No. 0 – Baylor Bears
- Position: Defensive lineman
- Class: Redshirt Senior

Personal information
- Listed height: 6 ft 3 in (1.91 m)
- Listed weight: 306 lb (139 kg)

Career information
- High school: Franklin (Elk Grove, California)
- College: Sacramento City (2021); Western Kentucky (2022–2024); Indiana (2025); Baylor (2026–present);

Awards and highlights
- CFP national champion (2025); First-team All-Conference USA (2024); Second-team All-Conference USA (2023);
- Stats at ESPN

= Hosea Wheeler =

American football player

Hosea Wheeler is an American college football defensive lineman for the Baylor Bears. He previously played for the Sacramento City Panthers, Western Kentucky Hilltoppers, and Indiana Hoosiers.

==Early life==
Wheeler attended Franklin High School in Elk Grove, California. He was a defensive lineman and tight end on the school's football team. An unranked college football prospect with no scholarship offers from major programs, he committed to play for the Sacramento City Panthers.

==College career==
Wheeler played his first season of college football for the Sacramento City Panthers, recording 24 tackles in nine games. He played the 2022–2024 seasons for the Western Kentucky Hilltoppers, redshirting the 2022 season after appearing in four games. He played in all 13 of Western Kentucky's games in 2023, starting in 11 games and recording 42 tackles, two sacks, one forced fumble, and one interception. Wheeler was named second-team All-Conference USA at defensive tackle in 2023. He started in all 14 games in 2024, recording 75 tackles, two sacks, one forced fumble, one fumble recovery, and two blocked kicks. Wheeler was named first-team All-Conference USA in 2024.
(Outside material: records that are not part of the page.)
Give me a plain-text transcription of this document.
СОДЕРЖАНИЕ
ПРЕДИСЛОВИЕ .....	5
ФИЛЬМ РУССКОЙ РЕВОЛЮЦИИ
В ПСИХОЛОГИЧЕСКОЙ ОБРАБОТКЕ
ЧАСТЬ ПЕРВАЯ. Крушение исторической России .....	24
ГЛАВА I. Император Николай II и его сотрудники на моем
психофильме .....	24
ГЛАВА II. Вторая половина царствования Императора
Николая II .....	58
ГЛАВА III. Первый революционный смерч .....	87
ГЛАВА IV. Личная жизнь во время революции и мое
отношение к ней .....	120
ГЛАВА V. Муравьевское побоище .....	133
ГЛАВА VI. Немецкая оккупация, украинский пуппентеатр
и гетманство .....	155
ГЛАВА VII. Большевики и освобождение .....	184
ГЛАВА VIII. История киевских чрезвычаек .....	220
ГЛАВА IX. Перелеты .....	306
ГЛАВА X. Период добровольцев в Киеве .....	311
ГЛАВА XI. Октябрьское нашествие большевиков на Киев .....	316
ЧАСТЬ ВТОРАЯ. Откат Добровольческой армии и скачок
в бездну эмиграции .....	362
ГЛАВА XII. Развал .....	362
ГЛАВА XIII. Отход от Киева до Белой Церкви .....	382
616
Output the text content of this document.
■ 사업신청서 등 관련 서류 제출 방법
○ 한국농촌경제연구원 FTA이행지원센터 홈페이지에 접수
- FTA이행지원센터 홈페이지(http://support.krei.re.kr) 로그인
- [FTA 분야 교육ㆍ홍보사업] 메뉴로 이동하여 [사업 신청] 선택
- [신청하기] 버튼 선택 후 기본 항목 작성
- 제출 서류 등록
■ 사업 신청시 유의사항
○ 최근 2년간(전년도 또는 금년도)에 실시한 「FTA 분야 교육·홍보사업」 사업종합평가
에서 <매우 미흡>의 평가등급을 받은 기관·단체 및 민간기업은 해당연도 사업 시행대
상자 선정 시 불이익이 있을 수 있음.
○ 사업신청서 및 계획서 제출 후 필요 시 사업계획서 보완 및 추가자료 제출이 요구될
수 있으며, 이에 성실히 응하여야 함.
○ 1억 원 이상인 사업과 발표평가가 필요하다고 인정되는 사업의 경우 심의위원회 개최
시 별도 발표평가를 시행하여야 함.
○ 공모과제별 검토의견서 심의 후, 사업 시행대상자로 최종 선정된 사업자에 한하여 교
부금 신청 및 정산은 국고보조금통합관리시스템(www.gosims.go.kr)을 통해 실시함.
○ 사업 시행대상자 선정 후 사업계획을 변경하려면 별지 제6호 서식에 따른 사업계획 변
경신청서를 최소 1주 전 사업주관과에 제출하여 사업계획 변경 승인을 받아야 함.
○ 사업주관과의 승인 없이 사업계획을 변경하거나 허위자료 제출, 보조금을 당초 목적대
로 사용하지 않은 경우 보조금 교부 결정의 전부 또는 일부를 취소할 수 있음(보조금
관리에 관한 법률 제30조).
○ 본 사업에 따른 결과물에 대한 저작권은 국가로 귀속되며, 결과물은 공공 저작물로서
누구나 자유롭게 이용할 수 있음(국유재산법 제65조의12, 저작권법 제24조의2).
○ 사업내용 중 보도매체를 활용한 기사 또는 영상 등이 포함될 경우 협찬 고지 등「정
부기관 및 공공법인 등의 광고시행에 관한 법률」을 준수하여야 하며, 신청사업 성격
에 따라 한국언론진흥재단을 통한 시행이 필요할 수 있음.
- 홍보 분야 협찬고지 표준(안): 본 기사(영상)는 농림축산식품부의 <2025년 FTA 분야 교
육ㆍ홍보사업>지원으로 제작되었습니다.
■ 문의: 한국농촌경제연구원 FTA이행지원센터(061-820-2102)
Wheeler transferred to play for the Indiana Hoosiers in 2025, a team that had vacancies at defensive tackle after the graduation of James Carpenter and CJ West. He made one tackle in Indiana's 27–21 win against the Miami Hurricanes in the 2026 College Football Playoff National Championship. At the end of the 2025 season, Wheeler entered the NCAA transfer portal.

On January 25, 2026, Wheeler announced his transfer to the Baylor Bears.